Ayez confiance… le bout du tunnel n’est pas si loin

Prenant appui sur l’annonce du bon en avant du taux de croissance américain, les « experts » en économie, ces prophètes de la doctrine libérale, annoncent un retournement de conjoncture. Mais il est maintenant habituel d’entendre ces gourous du capitalisme entonner cette litanie « des lendemains qui doivent chanter » afin de nous faire patienter lorsque l’économie capitaliste a des ratés. Il faut donc y regarder d’un peu plus près.

Article paru dans l’Egalité n°104

Il est cependant indéniable que l’économie américaine connaît une éclaircie selon les critères libéraux. La Bourse américaine se porte mieux. Même le NASDAQ, l’ensemble des valeurs des nouvelles technologies, qui s’était effondré après l’éclatement de la bulle spéculative en 2000, connaît à nouveau une période d’embellie quelque peu déraisonnable, au point que certains évoquent déjà la formation d’une nouvelle bulle spéculative ; le moteur de recherche Google est surévalué de 50 fois par rapport à sa valeur réelle (rapport entre la cotation et les profits réalisés par l’entreprise). Le rapport entre la capitalisation boursière (l’ensemble des valeurs boursières) et le PIB est de 115%. C’est donc l’ensemble des valeurs boursières qui est surévalué. Avant la chute des Bourses américaines en 2000 ce rapport était de 160%, puis la bourse a perdu près de 50% de sa valeur.

Le taux de croissance est donc aussi en forte progression, 7,2% en rythme annuel pour le troisième trimestre 2003 (3,3% au second trimestre). Cette forte augmentation est due essentiellement à une augmentation de la productivité du travail (grâce entre autre à une meilleure intégration des nouvelles technologies au sein des entreprises depuis quelques mois, mais grâce aussi et surtout aux milliers de licenciements – les USA ont perdu plus de 3 millions d’emploi depuis que Bush est au pouvoir), à l’augmentation des dépenses militaires (+ 45% au second trimestre), aux baisses massives d’impôts et enfin à la faiblesse du dollar face à l’euro grâce à la baisse des taux d’intérêt effectuée par la Federal Bank.

Les USA, la locomotive de l’économie mondiale ?

Mais analyser ces éléments comme un signe d’amélioration durable de la situation est une vue à court terme ; l’économie américaine est toujours sur le fil du rasoir.

Premièrement les bulles spéculatives finissent toujours par éclater, entraînant l’effondrement de l’économie réelle à sa suite. Le chômage augmente toujours, le nombre de pauvres et de travailleurs pauvres est aussi en pleine croissance (c’est aussi vrai en Europe), alors que les aides d’Etat ne cessent de baisser, diminuant la solvabilité du marché, et que la dette des ménages est, semble-t-il, arrivée à son maximum (la dette des ménages américains atteint, en 2002, 8400 milliard de dollars, soit 29 000 dollars par américain alors que le revenu médian par an est de 42 000 dollars). La crise de surproduction continue donc de s’accroître poussant les patrons américains à chercher des débouchés à l’extérieur en libéralisant l’économie mondiale (et en accroissant les politiques protectionnistes) et poussant le gouvernement à mener une politique impérialiste agressive. Et ce n’est pas le taux de croissance attendu pour l’année prochaine, 3 ou 4%, qui permettra d’inverser la courbe du chômage.

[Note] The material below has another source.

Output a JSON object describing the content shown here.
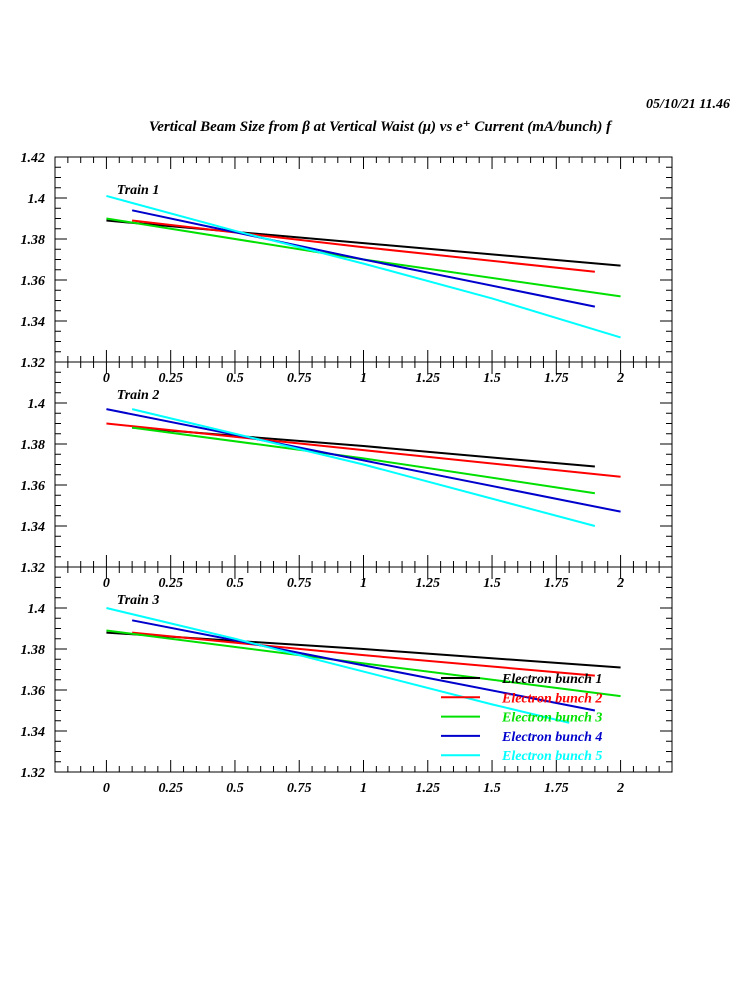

Deuxièmement, l’économie américaine est toujours soutenue par les investisseurs étrangers alors que malgré un dollar faible les USA continuent d’importer plus qu’ils n’exportent ; ainsi la dette extérieure des USA auprès d’Etats ou d’investisseurs étrangers est aujourd’hui de 2500 milliards de dollars soit 25% du PIB et le déficit de la balance du commerce extérieur est de 500 milliards de dollars par an. Si pour une raison ou une autre, les investisseurs étrangers décidaient de rapatrier les capitaux, l’économie américaine s’effondrerait comme un château de cartes.

On le voit, les fondamentaux de l’économie américaine ne sont pas bons, contrairement à ce que les économistes nous disent. Lors de crises profondes, les économies peuvent voir des périodes d’amélioration temporaire. Aucun signe ne laisse présager que l’amélioration que vit actuellement les USA soit durable. L’Europe, et la France en particulier, ne risque donc pas d’en profiter.